To compile the extension run python setup.py build in the
shell. Here's what it looks like for me (with line wraps included for
clarity):
The result is put under the build/ directory. The location
is different for different machines. To test it out you can make a
symbolic link from the created .so file to the current
directory:
ln -s build/lib.darwin-7.9.0-Power_Macintosh-2.3/_smi2name.so .
# ^^^^^ change as appropriate ^^^^^
(Or set your PYTHONPATH, but this is easier.)

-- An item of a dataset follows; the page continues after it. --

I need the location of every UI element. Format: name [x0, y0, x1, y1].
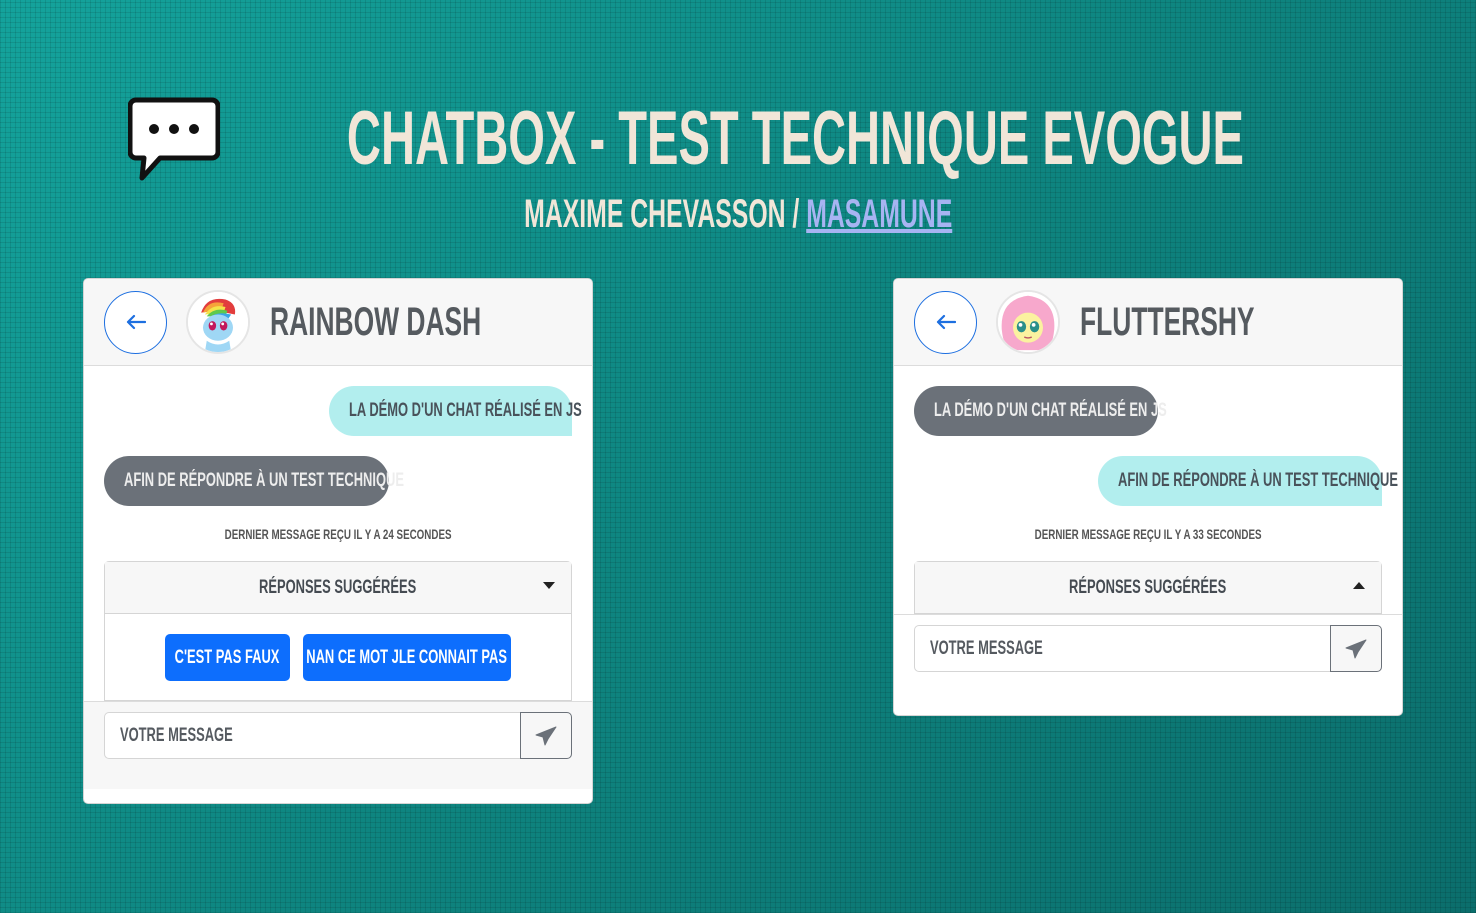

It's built, time to test it
% python
Python 2.3 (#1, Sep 13 2003, 00:49:11)
[GCC 3.3 20030304 (Apple Computer, Inc. build 1495)] on darwin
Type "help", "copyright", "credits" or "license" for more information.
>>> import _smi2name
>>> _smi2name.smi2name("c1ccccc1O")
'phenol'
>>> print _smi2name.smi2name.__doc__
convert a SMILES to an IUPAC name
>>> result = _smi2name.smi2name("C1CCC")
Warning: Error parsing SMILES:
Warning: Unclosed ring.
Warning: C1CCC
Warning: ^
>>> result is None
True
>>>
In this example I printed the docstring to show that the text was
available from the C++ code. I also show that OEChem's error messages
were still going to stderr when it couldn't parse the SMILES, which is
why the smi2name function call returned None.

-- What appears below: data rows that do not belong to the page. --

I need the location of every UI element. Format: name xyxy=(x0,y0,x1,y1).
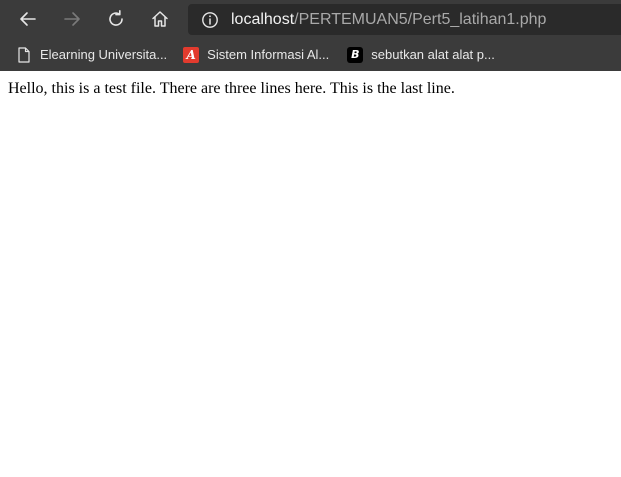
bookmark-sistem-informasi[interactable]: A Sistem Informasi Al... xyxy=(177,41,335,69)
refresh-icon xyxy=(109,10,123,26)
forward-button[interactable] xyxy=(50,0,94,38)
address-bar[interactable]: localhost/PERTEMUAN5/Pert5_latihan1.php xyxy=(188,4,621,35)
url-host: localhost xyxy=(231,10,295,28)
bookmark-elearning[interactable]: Elearning Universita... xyxy=(10,41,173,69)
home-icon xyxy=(152,11,168,27)
page-content: Hello, this is a test file. There are th… xyxy=(0,71,621,106)
info-icon[interactable] xyxy=(201,11,219,29)
bookmark-label: Elearning Universita... xyxy=(40,47,168,62)
browser-chrome: localhost/PERTEMUAN5/Pert5_latihan1.php … xyxy=(0,0,621,71)
bookmark-label: sebutkan alat alat p... xyxy=(371,47,495,62)
bookmark-sebutkan[interactable]: B sebutkan alat alat p... xyxy=(341,41,501,69)
arrow-left-icon xyxy=(20,12,36,26)
red-a-badge-icon: A xyxy=(183,46,200,63)
bookmarks-bar: Elearning Universita... A Sistem Informa… xyxy=(0,38,621,71)
page-icon xyxy=(16,46,32,63)
url-path: /PERTEMUAN5/Pert5_latihan1.php xyxy=(294,10,547,28)
navigation-bar: localhost/PERTEMUAN5/Pert5_latihan1.php xyxy=(0,0,621,38)
page-text: Hello, this is a test file. There are th… xyxy=(8,80,455,97)
refresh-button[interactable] xyxy=(94,0,138,38)
back-button[interactable] xyxy=(6,0,50,38)
bookmark-label: Sistem Informasi Al... xyxy=(207,47,330,62)
black-b-badge-icon: B xyxy=(347,46,364,63)
arrow-right-icon xyxy=(64,12,80,26)
home-button[interactable] xyxy=(138,0,182,38)
url-text[interactable]: localhost/PERTEMUAN5/Pert5_latihan1.php xyxy=(231,10,547,28)
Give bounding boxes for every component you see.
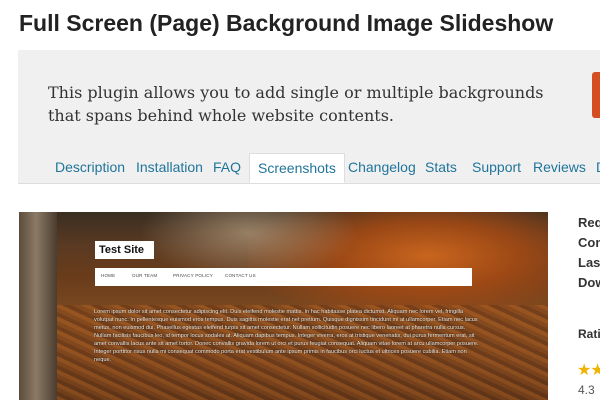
site-nav-home: HOME [101, 273, 116, 278]
plugin-title: Full Screen (Page) Background Image Slid… [19, 10, 554, 36]
plugin-meta: Req Com Las Dow [578, 213, 600, 293]
tab-changelog[interactable]: Changelog [348, 153, 416, 183]
download-button[interactable] [592, 72, 600, 118]
tab-faq[interactable]: FAQ [213, 153, 241, 183]
tree-trunk [19, 212, 57, 400]
plugin-tabs: Description Installation FAQ Screenshots… [18, 153, 600, 183]
tab-more[interactable]: D [596, 153, 600, 183]
site-nav-contact: CONTACT US [225, 273, 256, 278]
site-nav-privacy: PRIVACY POLICY [173, 273, 213, 278]
site-nav: HOME OUR TEAM PRIVACY POLICY CONTACT US [95, 268, 472, 286]
tab-description[interactable]: Description [55, 153, 125, 183]
plugin-description: This plugin allows you to add single or … [48, 83, 544, 125]
tab-screenshots[interactable]: Screenshots [249, 153, 345, 183]
tab-installation[interactable]: Installation [136, 153, 203, 183]
site-body-text: Lorem ipsum dolor sit amet consectetur a… [94, 309, 479, 363]
meta-downloads: Dow [578, 275, 600, 290]
tab-stats[interactable]: Stats [425, 153, 457, 183]
plugin-banner: This plugin allows you to add single or … [18, 50, 600, 184]
site-nav-team: OUR TEAM [132, 273, 158, 278]
ratings-label: Rati [578, 327, 600, 341]
meta-compatible: Com [578, 235, 600, 250]
star-rating-icon: ★★ [577, 362, 600, 379]
rating-value: 4.3 [578, 383, 595, 397]
tab-support[interactable]: Support [472, 153, 521, 183]
tab-reviews[interactable]: Reviews [533, 153, 586, 183]
screenshot-image[interactable]: Test Site HOME OUR TEAM PRIVACY POLICY C… [19, 212, 548, 400]
meta-requires: Req [578, 215, 600, 230]
site-title: Test Site [95, 241, 154, 259]
meta-last-updated: Las [578, 255, 600, 270]
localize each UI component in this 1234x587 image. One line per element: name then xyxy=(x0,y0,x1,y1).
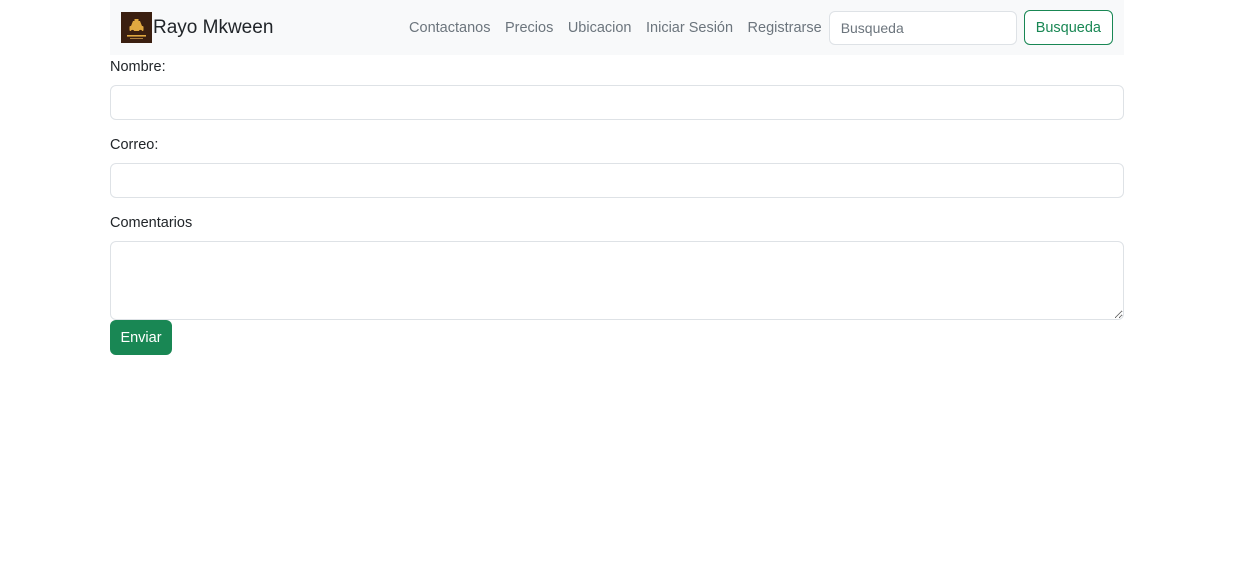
email-field[interactable] xyxy=(110,163,1124,198)
email-label: Correo: xyxy=(110,137,159,153)
taxi-logo-icon xyxy=(121,12,152,43)
search-input[interactable] xyxy=(828,10,1017,45)
nav-link-ubicacion[interactable]: Ubicacion xyxy=(568,20,632,36)
nav-link-precios[interactable]: Precios xyxy=(505,20,553,36)
nav-link-registrarse[interactable]: Registrarse xyxy=(748,20,822,36)
nav-links: Contactanos Precios Ubicacion Iniciar Se… xyxy=(409,20,822,36)
brand-link[interactable]: Rayo Mkween xyxy=(121,12,273,43)
search-form: Busqueda xyxy=(828,10,1113,45)
name-label: Nombre: xyxy=(110,59,166,75)
brand-name: Rayo Mkween xyxy=(153,16,274,38)
comments-textarea[interactable] xyxy=(110,241,1124,320)
nav-link-contactanos[interactable]: Contactanos xyxy=(409,20,490,36)
page-container: Rayo Mkween Contactanos Precios Ubicacio… xyxy=(110,0,1124,355)
comments-label: Comentarios xyxy=(110,215,193,231)
nav-link-iniciar-sesion[interactable]: Iniciar Sesión xyxy=(646,20,733,36)
search-button[interactable]: Busqueda xyxy=(1023,10,1113,45)
name-field[interactable] xyxy=(110,85,1124,120)
submit-button[interactable]: Enviar xyxy=(110,320,172,355)
navbar: Rayo Mkween Contactanos Precios Ubicacio… xyxy=(110,0,1124,55)
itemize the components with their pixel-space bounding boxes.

The next step would be to make a smi2name.py function that
provides the primary interface to the rest of Python. It should
implement the previous API. Sadly, that isn't as easy as it seems
because the previous code was able to extract SMILES parsing error
messages that this version doesn't handle, because it's tricky to get
that data.
Never-the-less it does show that writing a C++ extension for Python
isn't too hard.
There are other approaches for writing an extension. I wrote the
interface by hand. If the library the library has more than a few
tens of functions that gets boring real fast. Much of the work is
rote and repeative and can be done by machine. The best known of
these is SWIG which generates C and
C++ interfaces for Python, Tcl, Perl, Ruby, and several other
languages. I use SWIG in PyDaylight.
SWIG builds the interface from the header but if that's too
complicated then a human has to write an interface file. The basic
problem is that C++ code is very complicated to parse. A recent
approach is pyste which is part
of the Boost project. Pyste uses
gcc to parse the header files into a XML format then reads the XML to
generate the actual interface code.
The approaches described above all require a compiler. The ctypes
package uses a different approach often called a ffi for
foreign function interface. It is able to load a shared
library and call the function directly. The downside is that mistakes
in defining how to do the call take the whole program down.